「……スズ?」
イヤホン越しに聴こえた声に、振り返る。だが、そこにはゆらゆらと蜃気楼を浮かばせるアスファルトと、蝉の声しかない。ほう、とため息をついて、俺は外した片方のイヤホンを耳につけ直した。
全く、仕方がないな。いつまで経ったって、ここには君が立っているような気がする。君の色が、においが、記憶が。……君の声がする。
「おーい、兄ちゃん!」
「……お、来たか。」
ぶんぶんと、遠くから大きく手を振りながら駆け寄って来る影。

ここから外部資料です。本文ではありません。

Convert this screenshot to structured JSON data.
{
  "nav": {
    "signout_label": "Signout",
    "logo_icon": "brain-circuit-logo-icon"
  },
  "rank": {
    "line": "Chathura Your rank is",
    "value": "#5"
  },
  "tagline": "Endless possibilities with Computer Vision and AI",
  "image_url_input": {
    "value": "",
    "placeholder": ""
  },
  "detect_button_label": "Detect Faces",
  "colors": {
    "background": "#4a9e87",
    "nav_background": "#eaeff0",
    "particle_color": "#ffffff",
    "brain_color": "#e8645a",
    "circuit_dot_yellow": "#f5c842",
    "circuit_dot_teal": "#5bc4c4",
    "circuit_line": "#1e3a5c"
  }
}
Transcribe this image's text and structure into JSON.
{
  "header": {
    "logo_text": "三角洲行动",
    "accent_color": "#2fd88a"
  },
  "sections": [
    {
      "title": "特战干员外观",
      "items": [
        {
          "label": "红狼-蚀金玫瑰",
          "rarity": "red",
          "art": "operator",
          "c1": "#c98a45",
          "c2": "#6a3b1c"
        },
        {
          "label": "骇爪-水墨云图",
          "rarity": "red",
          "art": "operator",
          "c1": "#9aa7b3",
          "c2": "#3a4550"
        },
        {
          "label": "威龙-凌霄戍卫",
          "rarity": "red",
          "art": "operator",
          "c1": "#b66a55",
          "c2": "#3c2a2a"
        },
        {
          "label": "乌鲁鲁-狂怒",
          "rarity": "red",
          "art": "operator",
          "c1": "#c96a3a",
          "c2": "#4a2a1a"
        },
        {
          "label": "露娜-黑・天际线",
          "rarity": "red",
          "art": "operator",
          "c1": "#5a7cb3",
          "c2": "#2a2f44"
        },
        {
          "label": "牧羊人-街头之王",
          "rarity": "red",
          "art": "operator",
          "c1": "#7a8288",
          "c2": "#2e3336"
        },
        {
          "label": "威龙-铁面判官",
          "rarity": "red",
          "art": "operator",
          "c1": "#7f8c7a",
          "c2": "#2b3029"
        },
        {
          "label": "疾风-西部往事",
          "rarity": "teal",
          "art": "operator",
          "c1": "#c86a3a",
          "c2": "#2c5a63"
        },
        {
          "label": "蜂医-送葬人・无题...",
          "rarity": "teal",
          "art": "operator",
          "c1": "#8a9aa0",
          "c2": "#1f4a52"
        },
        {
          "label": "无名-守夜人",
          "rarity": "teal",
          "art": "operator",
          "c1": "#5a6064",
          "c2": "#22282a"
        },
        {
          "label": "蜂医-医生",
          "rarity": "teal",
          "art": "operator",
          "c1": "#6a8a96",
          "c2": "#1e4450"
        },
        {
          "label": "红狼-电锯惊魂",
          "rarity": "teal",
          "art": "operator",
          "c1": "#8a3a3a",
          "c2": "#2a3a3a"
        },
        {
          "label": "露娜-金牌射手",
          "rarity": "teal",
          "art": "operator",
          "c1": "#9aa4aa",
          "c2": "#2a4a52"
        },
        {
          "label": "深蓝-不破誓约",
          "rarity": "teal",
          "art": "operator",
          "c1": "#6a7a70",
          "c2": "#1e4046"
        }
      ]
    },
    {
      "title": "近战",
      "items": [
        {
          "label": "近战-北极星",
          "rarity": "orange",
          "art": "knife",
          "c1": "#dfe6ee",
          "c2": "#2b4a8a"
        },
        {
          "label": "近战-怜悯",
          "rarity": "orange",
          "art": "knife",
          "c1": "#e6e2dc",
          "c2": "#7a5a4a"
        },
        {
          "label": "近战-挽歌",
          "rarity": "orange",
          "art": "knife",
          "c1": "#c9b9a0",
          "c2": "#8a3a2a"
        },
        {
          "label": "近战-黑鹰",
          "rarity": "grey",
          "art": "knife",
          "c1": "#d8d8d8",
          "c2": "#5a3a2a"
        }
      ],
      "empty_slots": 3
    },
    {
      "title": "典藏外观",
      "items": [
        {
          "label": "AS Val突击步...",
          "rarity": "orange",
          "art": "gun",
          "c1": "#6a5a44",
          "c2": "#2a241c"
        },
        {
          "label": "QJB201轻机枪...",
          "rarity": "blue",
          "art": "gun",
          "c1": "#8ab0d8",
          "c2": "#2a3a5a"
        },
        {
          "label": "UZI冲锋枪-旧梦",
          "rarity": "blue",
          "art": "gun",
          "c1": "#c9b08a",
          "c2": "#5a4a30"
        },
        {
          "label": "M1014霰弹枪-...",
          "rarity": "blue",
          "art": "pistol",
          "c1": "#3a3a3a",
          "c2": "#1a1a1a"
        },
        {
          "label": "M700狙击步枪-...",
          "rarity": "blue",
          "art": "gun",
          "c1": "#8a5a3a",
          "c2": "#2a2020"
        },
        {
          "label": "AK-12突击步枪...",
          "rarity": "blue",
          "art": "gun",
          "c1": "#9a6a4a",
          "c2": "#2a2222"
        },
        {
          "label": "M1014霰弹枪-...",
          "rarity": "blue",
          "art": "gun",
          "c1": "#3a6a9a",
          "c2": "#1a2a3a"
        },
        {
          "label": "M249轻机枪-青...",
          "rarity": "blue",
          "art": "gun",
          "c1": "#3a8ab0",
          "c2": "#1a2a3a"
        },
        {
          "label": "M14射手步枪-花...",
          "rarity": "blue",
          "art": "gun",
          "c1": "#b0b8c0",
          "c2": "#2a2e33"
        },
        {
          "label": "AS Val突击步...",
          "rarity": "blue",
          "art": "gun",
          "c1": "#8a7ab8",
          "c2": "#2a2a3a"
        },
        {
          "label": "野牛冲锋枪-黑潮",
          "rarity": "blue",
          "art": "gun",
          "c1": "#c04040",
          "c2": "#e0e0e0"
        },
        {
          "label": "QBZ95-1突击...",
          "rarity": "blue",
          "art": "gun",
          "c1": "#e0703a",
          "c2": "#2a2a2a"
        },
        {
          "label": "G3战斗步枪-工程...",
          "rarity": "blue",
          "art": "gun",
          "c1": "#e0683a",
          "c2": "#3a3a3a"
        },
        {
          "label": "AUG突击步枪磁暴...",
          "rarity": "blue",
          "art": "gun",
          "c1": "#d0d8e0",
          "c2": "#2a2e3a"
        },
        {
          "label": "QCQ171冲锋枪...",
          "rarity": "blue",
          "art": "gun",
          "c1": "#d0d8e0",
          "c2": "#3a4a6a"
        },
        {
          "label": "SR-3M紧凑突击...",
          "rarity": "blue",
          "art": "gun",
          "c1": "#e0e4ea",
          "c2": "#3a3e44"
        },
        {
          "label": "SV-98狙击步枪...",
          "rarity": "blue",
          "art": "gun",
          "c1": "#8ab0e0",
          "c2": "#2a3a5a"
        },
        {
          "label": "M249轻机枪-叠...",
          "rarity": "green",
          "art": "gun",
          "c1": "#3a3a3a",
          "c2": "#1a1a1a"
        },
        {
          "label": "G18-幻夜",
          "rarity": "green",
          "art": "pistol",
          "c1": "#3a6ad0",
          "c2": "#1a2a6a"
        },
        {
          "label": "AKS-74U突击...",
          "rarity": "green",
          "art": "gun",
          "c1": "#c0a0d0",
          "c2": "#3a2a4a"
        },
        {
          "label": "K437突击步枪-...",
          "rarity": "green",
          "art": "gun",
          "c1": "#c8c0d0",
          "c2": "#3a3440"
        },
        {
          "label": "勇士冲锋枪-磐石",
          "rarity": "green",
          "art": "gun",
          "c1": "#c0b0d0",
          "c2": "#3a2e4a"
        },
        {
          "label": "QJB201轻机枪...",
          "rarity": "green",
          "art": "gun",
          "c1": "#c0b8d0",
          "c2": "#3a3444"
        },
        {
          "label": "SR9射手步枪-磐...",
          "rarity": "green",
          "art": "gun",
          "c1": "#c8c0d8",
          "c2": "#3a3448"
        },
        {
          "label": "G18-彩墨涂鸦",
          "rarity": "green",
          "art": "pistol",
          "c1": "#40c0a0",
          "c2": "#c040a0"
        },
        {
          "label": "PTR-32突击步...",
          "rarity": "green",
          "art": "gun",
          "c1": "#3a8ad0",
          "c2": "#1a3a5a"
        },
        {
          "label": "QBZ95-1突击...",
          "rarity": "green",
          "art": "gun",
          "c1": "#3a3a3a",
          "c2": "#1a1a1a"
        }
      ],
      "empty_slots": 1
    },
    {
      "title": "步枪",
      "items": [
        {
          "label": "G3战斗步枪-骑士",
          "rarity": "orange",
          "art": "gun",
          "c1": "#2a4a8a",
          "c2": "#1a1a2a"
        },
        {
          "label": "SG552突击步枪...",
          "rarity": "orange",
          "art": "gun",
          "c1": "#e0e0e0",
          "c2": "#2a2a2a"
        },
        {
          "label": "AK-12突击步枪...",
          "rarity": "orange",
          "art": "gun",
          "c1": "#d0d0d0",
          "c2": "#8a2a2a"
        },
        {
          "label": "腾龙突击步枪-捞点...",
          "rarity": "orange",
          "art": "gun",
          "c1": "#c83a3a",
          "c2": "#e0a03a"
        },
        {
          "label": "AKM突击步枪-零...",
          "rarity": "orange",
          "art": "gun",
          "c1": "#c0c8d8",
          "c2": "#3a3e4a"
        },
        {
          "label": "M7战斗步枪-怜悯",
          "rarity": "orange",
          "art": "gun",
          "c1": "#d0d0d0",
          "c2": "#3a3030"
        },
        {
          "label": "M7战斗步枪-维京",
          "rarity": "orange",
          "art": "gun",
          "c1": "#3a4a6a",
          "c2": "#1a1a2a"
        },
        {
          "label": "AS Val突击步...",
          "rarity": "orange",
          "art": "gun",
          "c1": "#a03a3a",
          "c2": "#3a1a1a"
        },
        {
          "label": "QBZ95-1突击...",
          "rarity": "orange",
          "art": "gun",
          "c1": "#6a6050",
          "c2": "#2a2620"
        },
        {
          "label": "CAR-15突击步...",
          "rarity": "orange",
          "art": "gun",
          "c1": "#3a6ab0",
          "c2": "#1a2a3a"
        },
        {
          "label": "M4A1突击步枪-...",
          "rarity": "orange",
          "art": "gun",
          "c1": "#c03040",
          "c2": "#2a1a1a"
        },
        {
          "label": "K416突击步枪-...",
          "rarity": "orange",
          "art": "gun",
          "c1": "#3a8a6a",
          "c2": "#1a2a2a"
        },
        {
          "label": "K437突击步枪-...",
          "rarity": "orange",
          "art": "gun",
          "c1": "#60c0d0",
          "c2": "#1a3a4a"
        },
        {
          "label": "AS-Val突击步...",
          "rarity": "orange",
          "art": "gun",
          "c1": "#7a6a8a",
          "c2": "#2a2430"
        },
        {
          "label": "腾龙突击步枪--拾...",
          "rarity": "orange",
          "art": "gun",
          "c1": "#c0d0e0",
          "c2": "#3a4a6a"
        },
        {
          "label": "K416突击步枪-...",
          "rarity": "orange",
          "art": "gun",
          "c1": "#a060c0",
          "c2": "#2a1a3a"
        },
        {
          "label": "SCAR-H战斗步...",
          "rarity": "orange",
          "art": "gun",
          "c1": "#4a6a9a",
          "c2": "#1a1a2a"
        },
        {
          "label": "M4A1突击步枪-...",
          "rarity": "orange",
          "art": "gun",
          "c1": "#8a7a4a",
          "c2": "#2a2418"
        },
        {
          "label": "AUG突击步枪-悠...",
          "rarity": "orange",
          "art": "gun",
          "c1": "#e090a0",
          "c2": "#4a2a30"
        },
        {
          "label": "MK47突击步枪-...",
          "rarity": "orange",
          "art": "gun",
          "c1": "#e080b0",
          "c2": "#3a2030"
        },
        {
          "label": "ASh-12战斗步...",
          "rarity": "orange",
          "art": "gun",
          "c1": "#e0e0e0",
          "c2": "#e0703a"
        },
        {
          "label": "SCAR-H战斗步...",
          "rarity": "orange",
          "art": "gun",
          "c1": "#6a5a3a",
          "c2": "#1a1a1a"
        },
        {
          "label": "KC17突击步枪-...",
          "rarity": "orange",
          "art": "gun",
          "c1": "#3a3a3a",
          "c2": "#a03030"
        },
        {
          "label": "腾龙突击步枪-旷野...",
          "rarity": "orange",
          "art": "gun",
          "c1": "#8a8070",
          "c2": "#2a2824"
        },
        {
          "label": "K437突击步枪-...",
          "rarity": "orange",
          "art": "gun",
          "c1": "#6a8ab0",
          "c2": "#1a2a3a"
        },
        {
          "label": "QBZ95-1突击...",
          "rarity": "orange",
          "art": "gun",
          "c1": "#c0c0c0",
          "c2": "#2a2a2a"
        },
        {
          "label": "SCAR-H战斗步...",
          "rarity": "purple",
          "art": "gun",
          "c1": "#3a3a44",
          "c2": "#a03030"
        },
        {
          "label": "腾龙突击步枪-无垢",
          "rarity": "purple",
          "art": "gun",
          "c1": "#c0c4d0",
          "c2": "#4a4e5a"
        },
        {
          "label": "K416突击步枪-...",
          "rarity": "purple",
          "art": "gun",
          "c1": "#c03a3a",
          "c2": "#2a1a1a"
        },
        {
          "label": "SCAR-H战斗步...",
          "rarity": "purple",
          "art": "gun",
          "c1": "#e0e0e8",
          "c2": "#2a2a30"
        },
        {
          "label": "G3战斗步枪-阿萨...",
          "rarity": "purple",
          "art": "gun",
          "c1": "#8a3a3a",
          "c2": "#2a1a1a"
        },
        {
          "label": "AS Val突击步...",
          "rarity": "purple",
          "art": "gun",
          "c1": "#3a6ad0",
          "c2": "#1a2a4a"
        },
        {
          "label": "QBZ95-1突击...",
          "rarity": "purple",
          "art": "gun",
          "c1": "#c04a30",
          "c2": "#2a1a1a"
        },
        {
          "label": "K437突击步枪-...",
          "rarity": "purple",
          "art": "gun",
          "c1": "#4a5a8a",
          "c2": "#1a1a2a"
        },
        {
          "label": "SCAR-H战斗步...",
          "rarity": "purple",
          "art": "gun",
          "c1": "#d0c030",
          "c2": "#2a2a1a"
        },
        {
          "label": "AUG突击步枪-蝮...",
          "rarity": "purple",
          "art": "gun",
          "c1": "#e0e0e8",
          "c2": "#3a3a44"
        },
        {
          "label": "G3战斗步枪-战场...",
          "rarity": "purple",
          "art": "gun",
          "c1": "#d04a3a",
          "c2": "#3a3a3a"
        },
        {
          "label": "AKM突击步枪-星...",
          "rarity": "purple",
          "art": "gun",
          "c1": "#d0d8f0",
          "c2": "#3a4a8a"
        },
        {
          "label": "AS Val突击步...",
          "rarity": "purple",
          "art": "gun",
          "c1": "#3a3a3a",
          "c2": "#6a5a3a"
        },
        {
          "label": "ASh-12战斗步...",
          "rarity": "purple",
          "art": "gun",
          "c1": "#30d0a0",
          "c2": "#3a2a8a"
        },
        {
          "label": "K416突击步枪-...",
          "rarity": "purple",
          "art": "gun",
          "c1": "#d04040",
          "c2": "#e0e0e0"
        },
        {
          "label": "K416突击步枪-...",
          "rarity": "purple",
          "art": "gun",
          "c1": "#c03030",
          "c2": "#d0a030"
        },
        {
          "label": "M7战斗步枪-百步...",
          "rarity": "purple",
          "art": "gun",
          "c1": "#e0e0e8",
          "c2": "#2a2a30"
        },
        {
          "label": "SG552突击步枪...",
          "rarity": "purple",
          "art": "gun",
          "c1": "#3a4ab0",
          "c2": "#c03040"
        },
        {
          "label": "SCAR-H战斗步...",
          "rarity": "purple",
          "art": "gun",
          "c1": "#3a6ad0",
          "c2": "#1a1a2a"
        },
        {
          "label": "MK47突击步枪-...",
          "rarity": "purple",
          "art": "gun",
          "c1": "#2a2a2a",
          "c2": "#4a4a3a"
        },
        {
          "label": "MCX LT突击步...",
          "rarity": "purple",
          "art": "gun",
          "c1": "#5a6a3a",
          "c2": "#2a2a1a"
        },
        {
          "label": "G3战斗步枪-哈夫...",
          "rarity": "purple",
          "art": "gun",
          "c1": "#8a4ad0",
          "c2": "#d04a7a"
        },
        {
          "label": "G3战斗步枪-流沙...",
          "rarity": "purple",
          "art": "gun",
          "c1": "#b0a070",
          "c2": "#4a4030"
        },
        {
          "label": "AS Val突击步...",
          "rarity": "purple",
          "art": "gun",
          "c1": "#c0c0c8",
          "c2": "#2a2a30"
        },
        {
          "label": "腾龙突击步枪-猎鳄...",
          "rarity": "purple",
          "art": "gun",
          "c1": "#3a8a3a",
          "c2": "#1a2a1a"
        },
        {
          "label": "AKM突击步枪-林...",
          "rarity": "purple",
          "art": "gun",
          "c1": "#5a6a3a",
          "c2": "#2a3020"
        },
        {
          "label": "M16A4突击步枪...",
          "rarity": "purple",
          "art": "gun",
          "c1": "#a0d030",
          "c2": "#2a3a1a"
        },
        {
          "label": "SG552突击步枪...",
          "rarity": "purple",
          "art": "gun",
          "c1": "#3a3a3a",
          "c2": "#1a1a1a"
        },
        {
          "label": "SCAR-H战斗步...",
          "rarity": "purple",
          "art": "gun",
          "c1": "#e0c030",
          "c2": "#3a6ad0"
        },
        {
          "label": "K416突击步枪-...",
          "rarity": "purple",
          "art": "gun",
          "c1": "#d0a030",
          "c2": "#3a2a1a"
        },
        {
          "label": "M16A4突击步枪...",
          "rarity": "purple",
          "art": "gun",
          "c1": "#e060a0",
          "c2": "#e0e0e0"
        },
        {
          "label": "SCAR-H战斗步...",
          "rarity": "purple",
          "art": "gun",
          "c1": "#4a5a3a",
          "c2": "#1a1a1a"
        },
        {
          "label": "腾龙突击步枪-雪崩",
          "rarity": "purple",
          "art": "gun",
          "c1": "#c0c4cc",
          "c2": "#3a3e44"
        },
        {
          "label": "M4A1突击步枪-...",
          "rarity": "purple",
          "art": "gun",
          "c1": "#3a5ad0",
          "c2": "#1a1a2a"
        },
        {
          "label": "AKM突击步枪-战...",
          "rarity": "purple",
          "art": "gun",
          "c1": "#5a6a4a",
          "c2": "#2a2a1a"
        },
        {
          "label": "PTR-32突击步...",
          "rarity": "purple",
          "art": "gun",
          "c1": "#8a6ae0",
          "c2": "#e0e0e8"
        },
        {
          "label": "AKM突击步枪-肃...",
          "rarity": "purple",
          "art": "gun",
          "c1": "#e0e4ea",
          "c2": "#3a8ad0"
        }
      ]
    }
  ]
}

弟であるそいつは、俺の目の前まで来ると、「早いね」と笑った。
「まだ待ち合わせの時間の二十分前だっていうのに。ほんと、兄ちゃんはあの人のことになると、人が変わるよね。」
「そりゃあそうだろ。……あいつは、どうなっても俺の恩人だからな。」
「…………そっか。」
騒々しい蝉の声に、弟の微かな微笑みと二人分の足音が溶けていく。俺の手には、大きな花束がある。手向けとして……あいつへの、贈り物として。
なあ、まだお前の声は聞こえてるよ。だからさ、俺からもせめて、何か受け取ってくれよ。
この花でも、話でも、俺の声でもいい。
どうか、ひとつでも、届きますように 。